Тем временем необычайный и доселе неведомый удар постиг французское королевство. Сын короля Людовика, Филипп, здоровый и приятный мальчик, подававший надежду добрым людям и внушавший страх дурным, ехал однажды верхом по пригороду Парижа, и его лошадь, попутанная дьяволом, в виде оказавшейся на дороге свиньи, очень тяжело упала, сбросив при этом своего всадника-благородного мальчика-прямо на камень, и он разбился на нем под своей тяжестью. Горожане и все те, кто услышал об этом, были поражены горем-ведь в этот самый день он собирался выступить с войском в поход, и они кричали, плакали и скорбели. Они подняли нежного ребенка, находящегося почти у врат смерти, и перенесли его близлежащий дом, где он, увы, и умер.

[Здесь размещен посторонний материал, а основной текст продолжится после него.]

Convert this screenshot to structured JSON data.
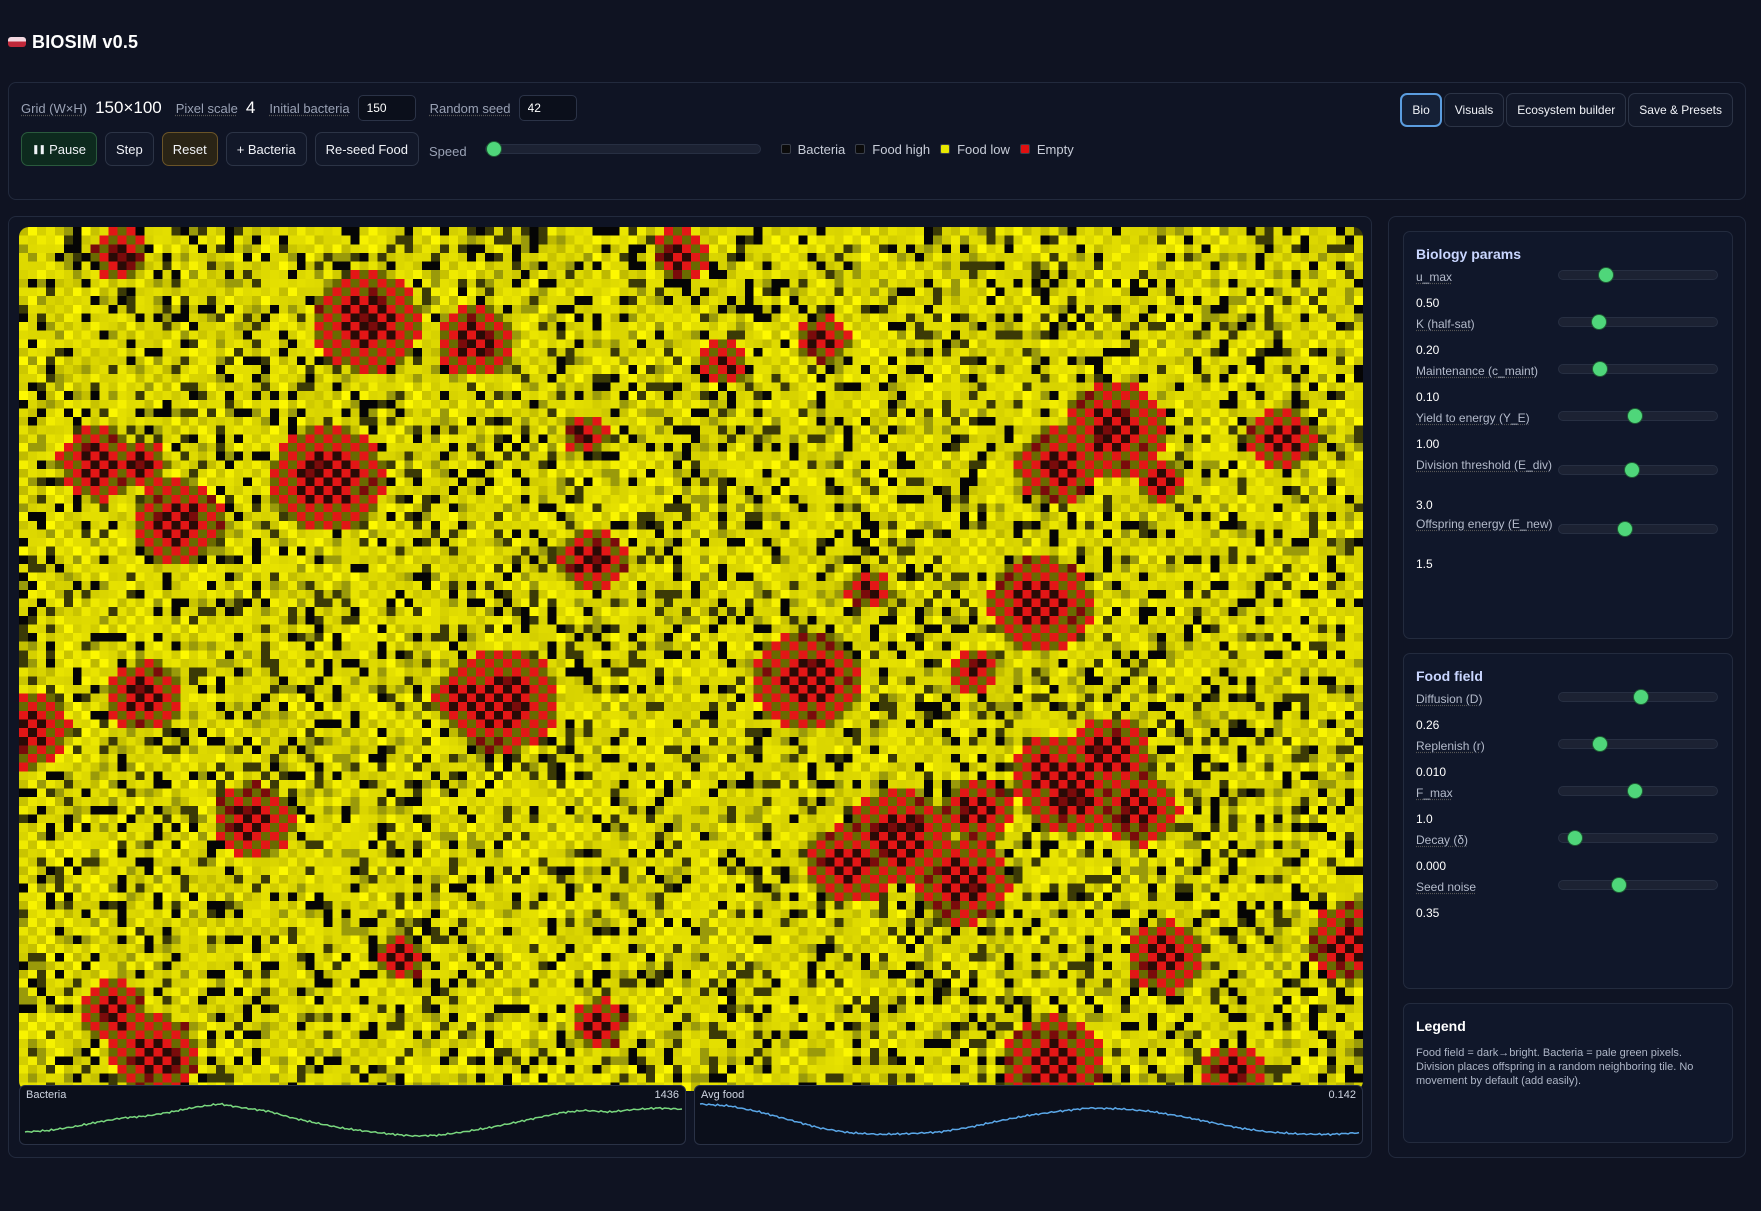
{
  "app": {
    "title": "BIOSIM v0.5",
    "logo_icon": "petri-dish-icon"
  },
  "toolbar": {
    "grid_label": "Grid (W×H)",
    "grid_value": "150×100",
    "pixel_scale_label": "Pixel scale",
    "pixel_scale_value": "4",
    "initial_bacteria_label": "Initial bacteria",
    "initial_bacteria_value": "150",
    "random_seed_label": "Random seed",
    "random_seed_value": "42",
    "pause_label": "Pause",
    "step_label": "Step",
    "reset_label": "Reset",
    "add_bacteria_label": "+ Bacteria",
    "reseed_food_label": "Re-seed Food",
    "speed_label": "Speed",
    "speed_value": 0.0
  },
  "legend_inline": [
    {
      "label": "Bacteria",
      "color": "#0b0b0b"
    },
    {
      "label": "Food high",
      "color": "#0b0b0b"
    },
    {
      "label": "Food low",
      "color": "#e8e800"
    },
    {
      "label": "Empty",
      "color": "#e01010"
    }
  ],
  "tabs": [
    {
      "label": "Bio",
      "active": true
    },
    {
      "label": "Visuals",
      "active": false
    },
    {
      "label": "Ecosystem builder",
      "active": false
    },
    {
      "label": "Save & Presets",
      "active": false
    }
  ],
  "charts": {
    "bacteria": {
      "label": "Bacteria",
      "value": "1436",
      "color": "#79d77e"
    },
    "avg_food": {
      "label": "Avg food",
      "value": "0.142",
      "color": "#5aa7e8"
    }
  },
  "chart_data": [
    {
      "type": "line",
      "title": "Bacteria",
      "series": [
        {
          "values": [
            0.2,
            0.24,
            0.33,
            0.45,
            0.55,
            0.6,
            0.7,
            0.82,
            0.9,
            0.8,
            0.72,
            0.55,
            0.42,
            0.3,
            0.22,
            0.15,
            0.1,
            0.12,
            0.2,
            0.3,
            0.42,
            0.55,
            0.68,
            0.74,
            0.7,
            0.76,
            0.8,
            0.77
          ]
        }
      ]
    },
    {
      "type": "line",
      "title": "Avg food",
      "series": [
        {
          "values": [
            0.9,
            0.85,
            0.7,
            0.5,
            0.3,
            0.18,
            0.14,
            0.16,
            0.2,
            0.32,
            0.48,
            0.62,
            0.72,
            0.8,
            0.78,
            0.72,
            0.6,
            0.45,
            0.3,
            0.2,
            0.15,
            0.14,
            0.18
          ]
        }
      ]
    }
  ],
  "bio": {
    "title": "Biology params",
    "params": [
      {
        "label": "u_max",
        "value": "0.50",
        "position": 0.3
      },
      {
        "label": "K (half-sat)",
        "value": "0.20",
        "position": 0.25
      },
      {
        "label": "Maintenance (c_maint)",
        "value": "0.10",
        "position": 0.26
      },
      {
        "label": "Yield to energy (Y_E)",
        "value": "1.00",
        "position": 0.48
      },
      {
        "label": "Division threshold (E_div)",
        "value": "3.0",
        "position": 0.46
      },
      {
        "label": "Offspring energy (E_new)",
        "value": "1.5",
        "position": 0.42
      }
    ]
  },
  "food": {
    "title": "Food field",
    "params": [
      {
        "label": "Diffusion (D)",
        "value": "0.26",
        "position": 0.52
      },
      {
        "label": "Replenish (r)",
        "value": "0.010",
        "position": 0.26
      },
      {
        "label": "F_max",
        "value": "1.0",
        "position": 0.48
      },
      {
        "label": "Decay (δ)",
        "value": "0.000",
        "position": 0.1
      },
      {
        "label": "Seed noise",
        "value": "0.35",
        "position": 0.38
      }
    ]
  },
  "legend": {
    "title": "Legend",
    "text": "Food field = dark→bright. Bacteria = pale green pixels. Division places offspring in a random neighboring tile. No movement by default (add easily)."
  }
}
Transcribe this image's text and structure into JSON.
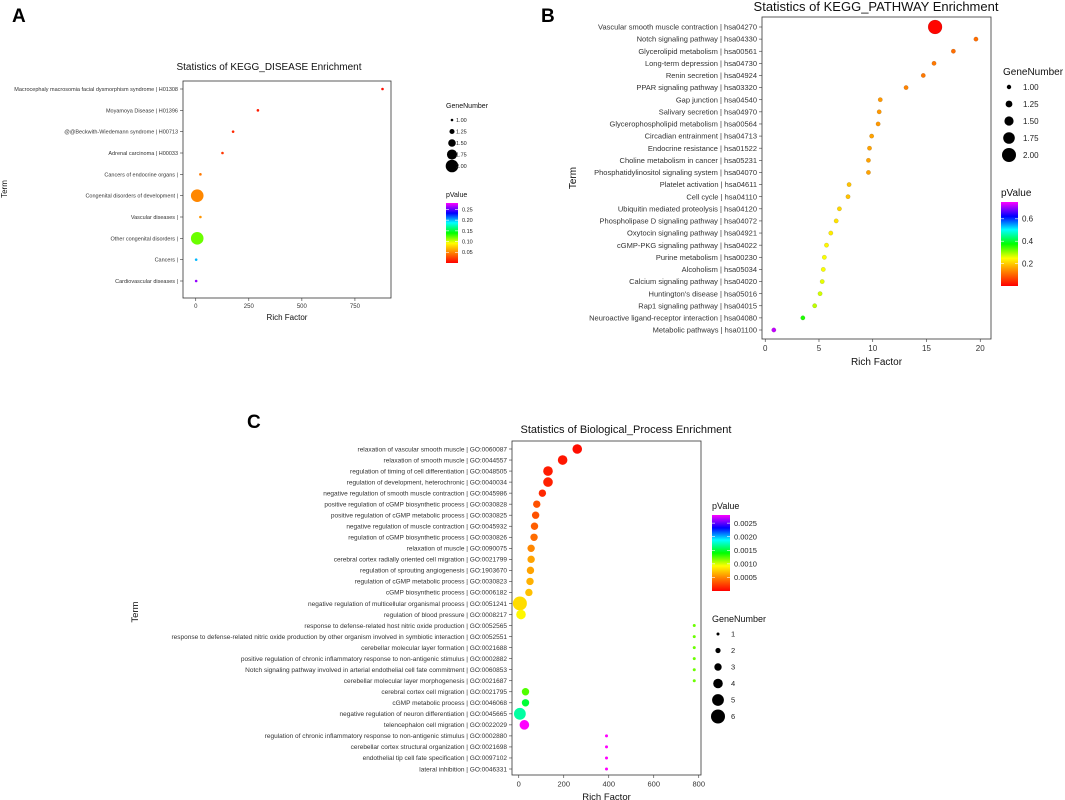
{
  "panels": {
    "a": {
      "letter": "A"
    },
    "b": {
      "letter": "B"
    },
    "c": {
      "letter": "C"
    }
  },
  "chart_data": [
    {
      "id": "a",
      "type": "scatter",
      "title": "Statistics of KEGG_DISEASE Enrichment",
      "xlabel": "Rich Factor",
      "ylabel": "Term",
      "xlim": [
        -60,
        920
      ],
      "xticks": [
        0,
        250,
        500,
        750
      ],
      "size_legend": {
        "title": "GeneNumber",
        "values": [
          1.0,
          1.25,
          1.5,
          1.75,
          2.0
        ],
        "labels": [
          "1.00",
          "1.25",
          "1.50",
          "1.75",
          "2.00"
        ]
      },
      "color_legend": {
        "title": "pValue",
        "range": [
          0.0,
          0.28
        ],
        "ticks": [
          0.25,
          0.2,
          0.15,
          0.1,
          0.05
        ],
        "labels": [
          "0.25",
          "0.20",
          "0.15",
          "0.10",
          "0.05"
        ]
      },
      "terms": [
        "Macrocephaly macrosomia facial dysmorphism syndrome | H01308",
        "Moyamoya Disease | H01396",
        "@@Beckwith-Wiedemann syndrome | H00713",
        "Adrenal carcinoma | H00033",
        "Cancers of endocrine organs |",
        "Congenital disorders of development |",
        "Vascular diseases |",
        "Other congenital disorders |",
        "Cancers |",
        "Cardiovascular diseases |"
      ],
      "rich_factor": [
        880,
        293,
        176,
        126,
        22,
        7,
        22,
        7,
        2,
        2
      ],
      "gene_number": [
        1,
        1,
        1,
        1,
        1,
        2,
        1,
        2,
        1,
        1
      ],
      "pvalue": [
        0.005,
        0.01,
        0.015,
        0.02,
        0.045,
        0.05,
        0.055,
        0.12,
        0.2,
        0.26
      ]
    },
    {
      "id": "b",
      "type": "scatter",
      "title": "Statistics of KEGG_PATHWAY Enrichment",
      "xlabel": "Rich Factor",
      "ylabel": "Term",
      "xlim": [
        -0.3,
        21
      ],
      "xticks": [
        0,
        5,
        10,
        15,
        20
      ],
      "size_legend": {
        "title": "GeneNumber",
        "values": [
          1.0,
          1.25,
          1.5,
          1.75,
          2.0
        ],
        "labels": [
          "1.00",
          "1.25",
          "1.50",
          "1.75",
          "2.00"
        ]
      },
      "color_legend": {
        "title": "pValue",
        "range": [
          0.0,
          0.75
        ],
        "ticks": [
          0.6,
          0.4,
          0.2
        ],
        "labels": [
          "0.6",
          "0.4",
          "0.2"
        ]
      },
      "terms": [
        "Vascular smooth muscle contraction | hsa04270",
        "Notch signaling pathway | hsa04330",
        "Glycerolipid metabolism | hsa00561",
        "Long-term depression | hsa04730",
        "Renin secretion | hsa04924",
        "PPAR signaling pathway | hsa03320",
        "Gap junction | hsa04540",
        "Salivary secretion | hsa04970",
        "Glycerophospholipid metabolism | hsa00564",
        "Circadian entrainment | hsa04713",
        "Endocrine resistance | hsa01522",
        "Choline metabolism in cancer | hsa05231",
        "Phosphatidylinositol signaling system | hsa04070",
        "Platelet activation | hsa04611",
        "Cell cycle | hsa04110",
        "Ubiquitin mediated proteolysis | hsa04120",
        "Phospholipase D signaling pathway | hsa04072",
        "Oxytocin signaling pathway | hsa04921",
        "cGMP-PKG signaling pathway | hsa04022",
        "Purine metabolism | hsa00230",
        "Alcoholism | hsa05034",
        "Calcium signaling pathway | hsa04020",
        "Huntington's disease | hsa05016",
        "Rap1 signaling pathway | hsa04015",
        "Neuroactive ligand-receptor interaction | hsa04080",
        "Metabolic pathways | hsa01100"
      ],
      "rich_factor": [
        15.8,
        19.6,
        17.5,
        15.7,
        14.7,
        13.1,
        10.7,
        10.6,
        10.5,
        9.9,
        9.7,
        9.6,
        9.6,
        7.8,
        7.7,
        6.9,
        6.6,
        6.1,
        5.7,
        5.5,
        5.4,
        5.3,
        5.1,
        4.6,
        3.5,
        0.8
      ],
      "gene_number": [
        2,
        1,
        1,
        1,
        1,
        1,
        1,
        1,
        1,
        1,
        1,
        1,
        1,
        1,
        1,
        1,
        1,
        1,
        1,
        1,
        1,
        1,
        1,
        1,
        1,
        1
      ],
      "pvalue": [
        0.005,
        0.11,
        0.11,
        0.12,
        0.12,
        0.13,
        0.15,
        0.15,
        0.15,
        0.16,
        0.16,
        0.16,
        0.16,
        0.19,
        0.19,
        0.21,
        0.22,
        0.23,
        0.24,
        0.25,
        0.25,
        0.26,
        0.27,
        0.28,
        0.36,
        0.72
      ]
    },
    {
      "id": "c",
      "type": "scatter",
      "title": "Statistics of Biological_Process Enrichment",
      "xlabel": "Rich Factor",
      "ylabel": "Term",
      "xlim": [
        -30,
        810
      ],
      "xticks": [
        0,
        200,
        400,
        600,
        800
      ],
      "size_legend": {
        "title": "GeneNumber",
        "values": [
          1,
          2,
          3,
          4,
          5,
          6
        ],
        "labels": [
          "1",
          "2",
          "3",
          "4",
          "5",
          "6"
        ]
      },
      "color_legend": {
        "title": "pValue",
        "range": [
          0.0,
          0.0028
        ],
        "ticks": [
          0.0025,
          0.002,
          0.0015,
          0.001,
          0.0005
        ],
        "labels": [
          "0.0025",
          "0.0020",
          "0.0015",
          "0.0010",
          "0.0005"
        ]
      },
      "terms": [
        "relaxation of vascular smooth muscle | GO:0060087",
        "relaxation of smooth muscle | GO:0044557",
        "regulation of timing of cell differentiation | GO:0048505",
        "regulation of development, heterochronic | GO:0040034",
        "negative regulation of smooth muscle contraction | GO:0045986",
        "positive regulation of cGMP biosynthetic process | GO:0030828",
        "positive regulation of cGMP metabolic process | GO:0030825",
        "negative regulation of muscle contraction | GO:0045932",
        "regulation of cGMP biosynthetic process | GO:0030826",
        "relaxation of muscle | GO:0090075",
        "cerebral cortex radially oriented cell migration | GO:0021799",
        "regulation of sprouting angiogenesis | GO:1903670",
        "regulation of cGMP metabolic process | GO:0030823",
        "cGMP biosynthetic process | GO:0006182",
        "negative regulation of multicellular organismal process | GO:0051241",
        "regulation of blood pressure | GO:0008217",
        "response to defense-related host nitric oxide production | GO:0052565",
        "response to defense-related nitric oxide production by other organism involved in symbiotic interaction | GO:0052551",
        "cerebellar molecular layer formation | GO:0021688",
        "positive regulation of chronic inflammatory response to non-antigenic stimulus | GO:0002882",
        "Notch signaling pathway involved in arterial endothelial cell fate commitment | GO:0060853",
        "cerebellar molecular layer morphogenesis | GO:0021687",
        "cerebral cortex cell migration | GO:0021795",
        "cGMP metabolic process | GO:0046068",
        "negative regulation of neuron differentiation | GO:0045665",
        "telencephalon cell migration | GO:0022029",
        "regulation of chronic inflammatory response to non-antigenic stimulus | GO:0002880",
        "cerebellar cortex structural organization | GO:0021698",
        "endothelial tip cell fate specification | GO:0097102",
        "lateral inhibition | GO:0046331"
      ],
      "rich_factor": [
        260,
        195,
        130,
        130,
        105,
        80,
        75,
        70,
        68,
        55,
        55,
        52,
        50,
        45,
        5,
        10,
        780,
        780,
        780,
        780,
        780,
        780,
        30,
        30,
        5,
        25,
        390,
        390,
        390,
        390
      ],
      "gene_number": [
        4,
        4,
        4,
        4,
        3,
        3,
        3,
        3,
        3,
        3,
        3,
        3,
        3,
        3,
        6,
        4,
        1,
        1,
        1,
        1,
        1,
        1,
        3,
        3,
        5,
        4,
        1,
        1,
        1,
        1
      ],
      "pvalue": [
        5e-05,
        8e-05,
        0.0001,
        0.00012,
        0.00015,
        0.0003,
        0.0003,
        0.00035,
        0.0004,
        0.0005,
        0.0006,
        0.0006,
        0.00065,
        0.0007,
        0.0008,
        0.0009,
        0.0012,
        0.0012,
        0.0012,
        0.0012,
        0.0012,
        0.0012,
        0.00125,
        0.0015,
        0.0017,
        0.0028,
        0.0028,
        0.0028,
        0.0028,
        0.0028
      ]
    }
  ]
}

Он был похоронен, как король, в церкви Сен-Дени, в королевской гробнице, слева от алтаря Святой Троицы, в присутствии большого собрания епископов и магнатов королевства. После горестных стенаний и оплакивания несчастья, почему он покинул живущих, его мудрый отец, по совету духовенства и мудрых людей, заставил себя утешиться,. Как его близкий и доверенный друг, я боялся, что продолжающиеся страдания его слабого тела могут привести к внезапной смерти и, поэтому, я посоветовал ему, что следует короновать его сына Людовика, весьма красивого ребенка, помазать его священным елеем и сделать его королем вместе с ним, чтобы предотвратить какие-либо смуты со стороны его соперников. Людовик согласился и отправился в Реймс вместе со своей женой и сыном и баронами королевства, и там, при полном торжественном соборе, созванным папой Иннокентием, его сын был возведен в королевское достоинство путем священного помазания и коронации. И так он обеспечил свое королевство счастливым наследником. Многие увидели превосходное предзнаменование того, что могущество молодого Людовика еще больше возрастет, в том , что он получил столь щедрое благословение от столь большого числа великих и разных архиепископов и епископов Франции, Германии, Аквитании, Англии и Испании.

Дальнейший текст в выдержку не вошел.